Tiers payant généralisé : instaurer un système « le plus simple possible »

Marisol Touraine, ministre de la Santé et des Affaires sociales, le 15 mars, lors de la présentation du projet de loi de santé.

La ministre de la Santé a présenté le mercredi 15 octobre le projet de loi de santé. Pour Marisol Touraine, le dispositif permettant la généralisation du tiers payant d’ici 2017 doit être "le plus simple possible". De son côté, la Mutualité Française travaille actuellement à l’élaboration de solutions "simples et neutres" pour les médecins.

Le projet de loi de santé "améliorera l’accès aux soins de tous en généralisant le tiers payant chez le médecin", a indiqué le mercredi 15 octobre la ministre de la Santé lors d’une nouvelle présentation des diverses mesures contenues dans ce texte. Marisol Touraine en est convaincue : le tiers payant généralisé est "sans doute la mesure centrale" de ce texte et "la plus visible". "C’est une mesure de simplicité et d’efficacité, une mesure de justice", a-t-elle martelé.

Ce dispositif entrera en vigueur en deux étapes distinctes : "au 1er juillet 2015 pour les bénéficiaires de l’aide à l’acquisition d’une complémentaire santé (ACS)", via le projet de loi de financement de la Sécurité sociale (PLFSS) pour 2015, puis d’ici 2017 pour le reste de la population, a rappelé Marisol Touraine.

"Redoutable révélateur des dépassements"

Le tiers payant permettra au patient de ne pas avancer les frais d’honoraires de la consultation lorsqu’il se rend chez son médecin, comme cela se fait déjà dans les pharmacies mais aussi dans les hôpitaux, les laboratoires d’analyses ou de radiologie. Concrètement, l’assuré ne paiera ni la somme prise en charge de l’assurance maladie, ni celle remboursée par sa mutuelle.

A l’instar des deux-tiers de patients qui plébiscitent la suppression de l’avance de frais, selon un sondage OpinionWay publié en septembre, la Mutualité Française plaide pour la mise en place du tiers payant intégral. Non seulement, en levant la barrière financière à l’accès aux soins, il permet de lutter contre le renoncement aux soins, et il constitue également "un redoutable révélateur des dépassements d’honoraires", indique son président, Etienne Caniard. En effet, les patients qui conserveront un reste à charge chez le médecin verront immédiatement le niveau des dépassements pratiqués.

Concernant la mise en œuvre, la ministre de la Santé se dit "extrêmement attentive" à instaurer un système "le plus simple possible". Pour les bénéficiaires de l’ACS, l’assurance maladie sera l’interlocuteur privilégié des professionnels de santé. Mais pour la généralisation à l’ensemble des assurés, les organismes complémentaires entendent être pleinement partie prenante du dispositif. "Les mutuelles ne se laisseront pas imposer un système de tiers payant qui serait entièrement entre les mains de l’assurance maladie obligatoire et ne respecterait pas la réalité de l’existence de deux financeurs", a affirmé, le 30 septembre, Etienne Caniard lors d’une conférence de presse.

Pour tenir compte des attentes des professionnels de santé, la FNMF travaille de concert avec la Fédération française des sociétés d’assurances (FFSA) et le Centre technique des institutions de prévoyance (Ctip) auprès des éditeurs de logiciels afin de proposer des solutions "simples et neutres pour les médecins", indique Etienne Caniard. Autre chantier en cours : la sortie ce mois-ci d’un annuaire inter-AMC (assurance maladie complémentaire) comprenant les données nécessaires au paiement direct du médecin.

Tiers payant : que dit le projet de loi de santé ?
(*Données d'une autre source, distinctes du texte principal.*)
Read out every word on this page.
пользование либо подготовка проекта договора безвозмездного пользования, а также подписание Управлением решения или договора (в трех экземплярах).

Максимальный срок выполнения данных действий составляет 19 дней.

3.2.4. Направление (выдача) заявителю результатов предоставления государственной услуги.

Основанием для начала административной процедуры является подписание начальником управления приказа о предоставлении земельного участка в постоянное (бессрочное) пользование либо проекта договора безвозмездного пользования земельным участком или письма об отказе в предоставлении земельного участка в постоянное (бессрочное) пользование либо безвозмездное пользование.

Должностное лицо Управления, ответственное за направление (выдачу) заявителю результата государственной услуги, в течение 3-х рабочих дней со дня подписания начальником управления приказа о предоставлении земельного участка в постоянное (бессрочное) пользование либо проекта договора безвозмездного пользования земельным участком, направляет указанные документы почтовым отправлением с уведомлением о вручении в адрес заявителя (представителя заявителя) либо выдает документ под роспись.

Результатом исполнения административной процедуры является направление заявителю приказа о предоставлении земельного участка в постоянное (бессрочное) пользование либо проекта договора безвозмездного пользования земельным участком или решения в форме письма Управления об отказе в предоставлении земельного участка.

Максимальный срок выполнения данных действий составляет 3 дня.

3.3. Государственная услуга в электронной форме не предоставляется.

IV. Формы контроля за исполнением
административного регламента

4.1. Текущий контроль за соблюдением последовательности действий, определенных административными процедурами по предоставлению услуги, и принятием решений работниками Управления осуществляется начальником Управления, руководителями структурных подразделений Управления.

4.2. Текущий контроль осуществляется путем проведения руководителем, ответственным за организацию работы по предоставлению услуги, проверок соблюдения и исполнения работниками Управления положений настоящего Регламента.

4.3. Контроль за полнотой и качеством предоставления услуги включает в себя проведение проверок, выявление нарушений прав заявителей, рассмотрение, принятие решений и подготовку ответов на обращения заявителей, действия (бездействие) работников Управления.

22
La concertation nationale sur le tiers payant, débutée en avril entre le régime obligatoire, les régimes complémentaires et les médecins, a repris le 16 octobre. Le projet de loi de santé, présenté le 14 octobre par la ministre de la Santé prévoit que la généralisation du tiers payant pour la médecine de ville à horizon 2017 sera progressive. Le tiers payant relèvera du champ conventionnel et les contrats responsables devront l’intégrer pour bénéficier d’avantages fiscaux et sociaux. Marisol Touraine a précisé qu’elle n’avait pas, pour le moment, l’intention de sanctionner les médecins qui ne la mettraient pas en œuvre. Le tiers payant restera conditionné au respect du parcours de soins.